More than 3 million hotel doors are instantly open to intruders

The manufacturer of Saflok electronic door locks has a patch for this vulnerability, but applying the patch may take a long time.

Every year, thousands of researchers and security enthusiasts travel to Las Vegas in August to attend what is known as “hacker summer camp,” namely the Black Hat and Defcon conferences.

But during a special event in 2022, a group of carefully selected researchers were invited to remotely decode a hotel room in Las Vegas.

In a suite crowded with laptops and cans of Red Bull, they competed to find digital flaws in every electronic gadget in the room, from the television to the bedside VoIP phone.

Unsaflok: 3M key cards can be hacked remotely

After several days of focusing on the electronic bedroom door lock, and more than a year and a half later, they finally revealed the results of their work: a technology they discovered that would allow an intruder to open any of the millions of hotel rooms in the world. In seconds, with just two clicks.

Today, Ian Carroll, Lennert Waters, and a team of other security researchers reveal a hotel key card hacking technique they call Unsaflok. This is a set of security flaws that would allow a hacker to almost instantly open several models of Saflok brand key card locks, based on RFID technology and sold by the Swiss lock manufacturer Dormakaba.

Saflok systems are installed on 3 million doors worldwide, inside 13,000 properties in 131 countries.

“Two quick clicks on the lock and we open the door.”

By exploiting vulnerabilities in Dormacaba's encryption and the underlying RFID system it uses The manufacturer is based in Rümlang (16,000 employees worldwide), known as the MIFARE Classic, Carroll Waters demonstrated how easy it is to open a Saflok key card lock.

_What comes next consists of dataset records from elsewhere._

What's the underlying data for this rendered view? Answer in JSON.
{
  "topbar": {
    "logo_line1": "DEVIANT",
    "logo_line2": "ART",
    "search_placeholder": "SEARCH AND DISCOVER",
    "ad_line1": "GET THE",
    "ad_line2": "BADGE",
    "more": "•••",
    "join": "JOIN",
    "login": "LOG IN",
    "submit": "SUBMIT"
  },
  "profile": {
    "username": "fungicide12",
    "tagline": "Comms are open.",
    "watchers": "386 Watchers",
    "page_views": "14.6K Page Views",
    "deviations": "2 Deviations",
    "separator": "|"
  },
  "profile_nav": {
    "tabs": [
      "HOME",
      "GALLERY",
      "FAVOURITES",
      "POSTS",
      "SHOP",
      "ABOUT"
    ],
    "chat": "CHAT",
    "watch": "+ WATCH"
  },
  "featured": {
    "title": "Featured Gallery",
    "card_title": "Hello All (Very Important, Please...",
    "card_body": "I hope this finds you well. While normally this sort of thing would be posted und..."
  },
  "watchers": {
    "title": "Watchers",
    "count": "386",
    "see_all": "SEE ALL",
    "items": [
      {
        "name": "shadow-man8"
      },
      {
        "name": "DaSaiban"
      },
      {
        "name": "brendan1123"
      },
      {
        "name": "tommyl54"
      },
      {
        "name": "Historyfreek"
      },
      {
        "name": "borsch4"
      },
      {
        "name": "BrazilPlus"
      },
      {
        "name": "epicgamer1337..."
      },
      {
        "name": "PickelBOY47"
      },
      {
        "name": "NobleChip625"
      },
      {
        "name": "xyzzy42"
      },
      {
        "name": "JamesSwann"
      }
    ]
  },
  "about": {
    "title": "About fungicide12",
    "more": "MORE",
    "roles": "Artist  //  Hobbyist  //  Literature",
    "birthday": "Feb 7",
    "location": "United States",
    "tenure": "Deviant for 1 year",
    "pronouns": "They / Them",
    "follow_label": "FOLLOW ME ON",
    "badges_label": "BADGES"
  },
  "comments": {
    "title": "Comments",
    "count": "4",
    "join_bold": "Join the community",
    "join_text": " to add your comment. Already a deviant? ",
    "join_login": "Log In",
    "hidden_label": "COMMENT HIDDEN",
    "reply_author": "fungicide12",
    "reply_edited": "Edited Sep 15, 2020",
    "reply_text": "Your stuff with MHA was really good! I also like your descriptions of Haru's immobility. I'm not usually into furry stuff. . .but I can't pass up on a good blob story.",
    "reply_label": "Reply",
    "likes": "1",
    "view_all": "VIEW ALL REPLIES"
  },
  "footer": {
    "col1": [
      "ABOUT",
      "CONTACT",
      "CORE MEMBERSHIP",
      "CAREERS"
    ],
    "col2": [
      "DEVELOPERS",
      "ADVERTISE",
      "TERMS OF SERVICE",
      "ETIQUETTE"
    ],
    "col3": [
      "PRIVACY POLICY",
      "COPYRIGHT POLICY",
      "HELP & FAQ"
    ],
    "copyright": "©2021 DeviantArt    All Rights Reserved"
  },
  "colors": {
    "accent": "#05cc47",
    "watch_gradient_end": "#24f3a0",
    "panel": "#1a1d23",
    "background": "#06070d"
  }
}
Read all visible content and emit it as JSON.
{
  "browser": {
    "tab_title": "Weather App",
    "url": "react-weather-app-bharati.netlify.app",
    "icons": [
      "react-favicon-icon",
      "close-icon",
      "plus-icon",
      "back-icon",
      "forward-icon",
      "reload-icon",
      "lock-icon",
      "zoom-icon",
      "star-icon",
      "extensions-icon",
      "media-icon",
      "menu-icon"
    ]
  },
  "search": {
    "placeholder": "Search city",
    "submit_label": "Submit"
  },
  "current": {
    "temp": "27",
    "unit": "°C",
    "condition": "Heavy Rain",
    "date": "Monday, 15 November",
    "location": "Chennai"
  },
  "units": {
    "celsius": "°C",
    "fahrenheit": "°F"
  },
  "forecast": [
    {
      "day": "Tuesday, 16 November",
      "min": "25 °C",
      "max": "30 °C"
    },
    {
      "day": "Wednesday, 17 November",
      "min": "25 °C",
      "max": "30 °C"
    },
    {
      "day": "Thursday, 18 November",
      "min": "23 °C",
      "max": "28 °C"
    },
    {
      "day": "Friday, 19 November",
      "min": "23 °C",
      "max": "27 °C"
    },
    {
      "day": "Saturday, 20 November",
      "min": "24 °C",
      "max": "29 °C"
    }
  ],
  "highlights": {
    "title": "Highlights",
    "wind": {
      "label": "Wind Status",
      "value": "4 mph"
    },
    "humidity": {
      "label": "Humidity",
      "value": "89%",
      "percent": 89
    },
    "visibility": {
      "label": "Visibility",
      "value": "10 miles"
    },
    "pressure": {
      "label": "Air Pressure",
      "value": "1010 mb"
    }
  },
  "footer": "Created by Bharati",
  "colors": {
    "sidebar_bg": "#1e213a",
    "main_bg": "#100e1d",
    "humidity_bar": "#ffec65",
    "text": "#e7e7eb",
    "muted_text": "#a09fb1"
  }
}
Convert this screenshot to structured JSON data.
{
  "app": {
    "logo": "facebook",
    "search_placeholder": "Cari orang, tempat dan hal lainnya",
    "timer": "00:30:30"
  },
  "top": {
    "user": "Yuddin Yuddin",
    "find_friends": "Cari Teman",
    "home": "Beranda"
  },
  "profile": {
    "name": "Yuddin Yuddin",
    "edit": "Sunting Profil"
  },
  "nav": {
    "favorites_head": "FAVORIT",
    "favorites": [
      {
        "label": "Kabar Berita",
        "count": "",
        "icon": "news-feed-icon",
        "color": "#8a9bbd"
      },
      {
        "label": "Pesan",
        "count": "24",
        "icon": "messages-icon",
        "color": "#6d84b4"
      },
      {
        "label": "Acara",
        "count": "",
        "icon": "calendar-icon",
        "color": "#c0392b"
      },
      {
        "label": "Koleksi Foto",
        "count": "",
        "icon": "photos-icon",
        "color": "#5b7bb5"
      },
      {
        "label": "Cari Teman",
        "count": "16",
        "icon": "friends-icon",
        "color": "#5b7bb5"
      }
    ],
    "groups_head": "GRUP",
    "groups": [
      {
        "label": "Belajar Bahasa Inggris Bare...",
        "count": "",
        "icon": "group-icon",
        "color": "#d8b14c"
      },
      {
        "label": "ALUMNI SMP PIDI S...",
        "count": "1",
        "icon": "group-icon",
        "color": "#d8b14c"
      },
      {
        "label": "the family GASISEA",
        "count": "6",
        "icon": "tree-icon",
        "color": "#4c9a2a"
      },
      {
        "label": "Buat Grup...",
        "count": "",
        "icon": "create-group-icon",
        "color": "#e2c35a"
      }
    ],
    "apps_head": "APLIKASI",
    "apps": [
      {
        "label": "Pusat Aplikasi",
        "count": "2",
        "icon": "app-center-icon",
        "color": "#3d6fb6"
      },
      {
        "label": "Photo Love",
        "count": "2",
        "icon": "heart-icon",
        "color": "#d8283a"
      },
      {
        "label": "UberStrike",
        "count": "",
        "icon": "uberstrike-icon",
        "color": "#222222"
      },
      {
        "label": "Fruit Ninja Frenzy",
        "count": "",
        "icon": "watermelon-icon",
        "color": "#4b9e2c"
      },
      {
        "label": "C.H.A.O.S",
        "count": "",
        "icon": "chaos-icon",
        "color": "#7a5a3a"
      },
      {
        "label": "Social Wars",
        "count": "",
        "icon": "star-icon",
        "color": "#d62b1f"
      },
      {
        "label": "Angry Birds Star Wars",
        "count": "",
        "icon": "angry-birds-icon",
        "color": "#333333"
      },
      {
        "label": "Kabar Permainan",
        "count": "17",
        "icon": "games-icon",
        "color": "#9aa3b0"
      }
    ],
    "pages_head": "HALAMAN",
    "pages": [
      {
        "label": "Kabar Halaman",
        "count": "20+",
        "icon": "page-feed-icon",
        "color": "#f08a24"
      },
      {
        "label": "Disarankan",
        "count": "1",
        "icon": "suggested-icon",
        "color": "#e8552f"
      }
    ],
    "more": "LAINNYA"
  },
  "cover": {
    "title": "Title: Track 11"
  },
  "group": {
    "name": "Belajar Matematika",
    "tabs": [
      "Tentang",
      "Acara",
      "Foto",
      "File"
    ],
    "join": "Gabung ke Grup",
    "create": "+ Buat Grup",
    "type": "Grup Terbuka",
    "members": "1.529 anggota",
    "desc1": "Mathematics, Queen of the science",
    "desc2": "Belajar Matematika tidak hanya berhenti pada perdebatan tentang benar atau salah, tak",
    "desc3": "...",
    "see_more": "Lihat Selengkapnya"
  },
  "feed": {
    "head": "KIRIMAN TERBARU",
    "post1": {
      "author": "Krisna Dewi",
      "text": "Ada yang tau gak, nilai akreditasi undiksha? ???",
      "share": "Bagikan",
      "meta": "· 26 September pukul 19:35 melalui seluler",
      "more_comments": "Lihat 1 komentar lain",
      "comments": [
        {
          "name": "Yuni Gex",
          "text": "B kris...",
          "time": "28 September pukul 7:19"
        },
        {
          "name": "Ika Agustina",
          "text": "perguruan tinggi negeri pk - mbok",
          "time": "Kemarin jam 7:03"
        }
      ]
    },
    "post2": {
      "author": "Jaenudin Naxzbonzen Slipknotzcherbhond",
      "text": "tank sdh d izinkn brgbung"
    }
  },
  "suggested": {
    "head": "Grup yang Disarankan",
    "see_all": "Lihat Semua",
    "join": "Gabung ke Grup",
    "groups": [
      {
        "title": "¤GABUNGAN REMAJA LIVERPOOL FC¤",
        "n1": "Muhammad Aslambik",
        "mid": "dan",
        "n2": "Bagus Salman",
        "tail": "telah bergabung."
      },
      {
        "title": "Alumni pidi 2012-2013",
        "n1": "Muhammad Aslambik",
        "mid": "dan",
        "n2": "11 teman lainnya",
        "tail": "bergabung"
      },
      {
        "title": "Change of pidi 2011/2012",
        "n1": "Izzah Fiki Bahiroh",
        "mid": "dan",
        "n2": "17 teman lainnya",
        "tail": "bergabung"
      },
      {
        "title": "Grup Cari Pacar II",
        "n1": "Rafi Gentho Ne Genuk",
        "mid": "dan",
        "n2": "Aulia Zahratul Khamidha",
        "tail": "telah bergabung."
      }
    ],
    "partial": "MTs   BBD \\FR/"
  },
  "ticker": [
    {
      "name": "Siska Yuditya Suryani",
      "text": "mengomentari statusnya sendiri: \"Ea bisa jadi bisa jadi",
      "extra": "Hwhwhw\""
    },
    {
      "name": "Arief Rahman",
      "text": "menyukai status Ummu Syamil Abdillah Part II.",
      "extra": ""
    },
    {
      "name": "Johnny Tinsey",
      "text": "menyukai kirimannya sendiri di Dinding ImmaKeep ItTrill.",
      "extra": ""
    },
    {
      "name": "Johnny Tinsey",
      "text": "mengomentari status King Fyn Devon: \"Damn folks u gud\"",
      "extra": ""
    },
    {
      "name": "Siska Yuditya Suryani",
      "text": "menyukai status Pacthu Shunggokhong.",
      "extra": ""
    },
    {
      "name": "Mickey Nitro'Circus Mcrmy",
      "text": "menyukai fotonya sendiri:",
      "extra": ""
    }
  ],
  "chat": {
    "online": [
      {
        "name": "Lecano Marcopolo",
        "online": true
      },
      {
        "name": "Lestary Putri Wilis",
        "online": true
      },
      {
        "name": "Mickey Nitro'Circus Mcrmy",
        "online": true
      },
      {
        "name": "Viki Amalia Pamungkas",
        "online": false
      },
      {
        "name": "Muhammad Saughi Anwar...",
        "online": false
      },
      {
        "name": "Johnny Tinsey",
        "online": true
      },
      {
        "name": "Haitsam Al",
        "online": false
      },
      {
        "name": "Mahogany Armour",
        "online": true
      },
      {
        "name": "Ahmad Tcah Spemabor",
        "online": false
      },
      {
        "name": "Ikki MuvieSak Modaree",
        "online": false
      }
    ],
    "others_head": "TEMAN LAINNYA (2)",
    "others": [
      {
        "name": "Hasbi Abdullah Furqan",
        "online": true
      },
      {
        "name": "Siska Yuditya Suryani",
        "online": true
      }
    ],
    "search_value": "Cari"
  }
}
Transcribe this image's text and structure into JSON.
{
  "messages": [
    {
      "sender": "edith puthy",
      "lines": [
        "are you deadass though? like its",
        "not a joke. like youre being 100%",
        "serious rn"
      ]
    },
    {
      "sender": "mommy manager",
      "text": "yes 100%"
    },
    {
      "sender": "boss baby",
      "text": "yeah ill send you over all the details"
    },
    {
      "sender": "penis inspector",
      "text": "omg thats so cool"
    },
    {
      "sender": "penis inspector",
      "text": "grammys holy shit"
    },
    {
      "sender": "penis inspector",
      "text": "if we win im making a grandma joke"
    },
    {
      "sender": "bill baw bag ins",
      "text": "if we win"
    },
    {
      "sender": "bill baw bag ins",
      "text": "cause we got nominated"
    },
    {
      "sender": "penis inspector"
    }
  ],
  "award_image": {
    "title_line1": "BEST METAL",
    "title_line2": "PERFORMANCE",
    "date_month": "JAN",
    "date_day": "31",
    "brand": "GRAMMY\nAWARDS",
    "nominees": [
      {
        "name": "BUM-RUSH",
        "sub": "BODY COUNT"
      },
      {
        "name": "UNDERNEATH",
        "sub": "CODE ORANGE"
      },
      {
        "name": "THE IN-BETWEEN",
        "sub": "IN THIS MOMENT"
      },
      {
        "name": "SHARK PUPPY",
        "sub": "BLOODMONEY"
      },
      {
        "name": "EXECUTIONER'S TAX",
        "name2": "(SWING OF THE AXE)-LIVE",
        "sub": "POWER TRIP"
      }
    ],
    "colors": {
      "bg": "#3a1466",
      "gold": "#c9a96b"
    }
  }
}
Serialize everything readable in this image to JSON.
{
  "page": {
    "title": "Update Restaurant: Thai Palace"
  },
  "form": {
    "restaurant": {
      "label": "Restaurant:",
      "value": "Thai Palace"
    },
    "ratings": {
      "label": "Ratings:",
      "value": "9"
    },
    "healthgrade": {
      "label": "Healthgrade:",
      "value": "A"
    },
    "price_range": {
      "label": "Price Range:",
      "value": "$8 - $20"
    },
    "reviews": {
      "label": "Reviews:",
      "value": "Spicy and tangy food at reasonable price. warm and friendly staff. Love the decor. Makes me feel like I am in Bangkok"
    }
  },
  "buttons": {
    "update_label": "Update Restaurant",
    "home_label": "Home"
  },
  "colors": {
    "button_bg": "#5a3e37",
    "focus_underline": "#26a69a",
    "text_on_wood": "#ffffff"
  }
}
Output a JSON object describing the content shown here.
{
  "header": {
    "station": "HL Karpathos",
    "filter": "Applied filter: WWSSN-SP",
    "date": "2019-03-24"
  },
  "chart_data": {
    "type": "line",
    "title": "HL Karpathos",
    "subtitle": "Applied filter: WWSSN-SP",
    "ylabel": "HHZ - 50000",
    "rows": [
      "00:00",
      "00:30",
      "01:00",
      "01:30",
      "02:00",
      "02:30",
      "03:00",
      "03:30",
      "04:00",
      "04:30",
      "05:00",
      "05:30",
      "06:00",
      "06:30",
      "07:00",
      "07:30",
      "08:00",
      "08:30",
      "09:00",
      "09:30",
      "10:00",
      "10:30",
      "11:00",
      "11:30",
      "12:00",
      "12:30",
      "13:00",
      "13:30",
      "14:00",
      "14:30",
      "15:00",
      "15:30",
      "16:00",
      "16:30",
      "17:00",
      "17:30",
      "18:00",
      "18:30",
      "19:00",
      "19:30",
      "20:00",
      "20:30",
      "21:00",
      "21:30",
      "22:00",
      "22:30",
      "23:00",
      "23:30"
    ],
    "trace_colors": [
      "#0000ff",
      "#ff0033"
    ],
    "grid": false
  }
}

Their technology begins by obtaining any key card from a target hotel — for example, taking a key card from a box of used cards — then reading a specific code from that card to use a $300 RFID reader and writer, and finally by writing two special key cards. With them. When they simply tap these two cards on the lock, the first rewrites part of the lock's data, while the second opens it.

Dormakaba

“Two quick clicks and the door opens,” explains Waters, a researcher in the Computer Security and Industrial Cryptography Group at KU Leuven in Belgium. It works on all hotel doors. »

All technical details of their hacking technique are with the manufacturer Dormakaba who will update the locks. However, updating older versions will take longer, months or even years.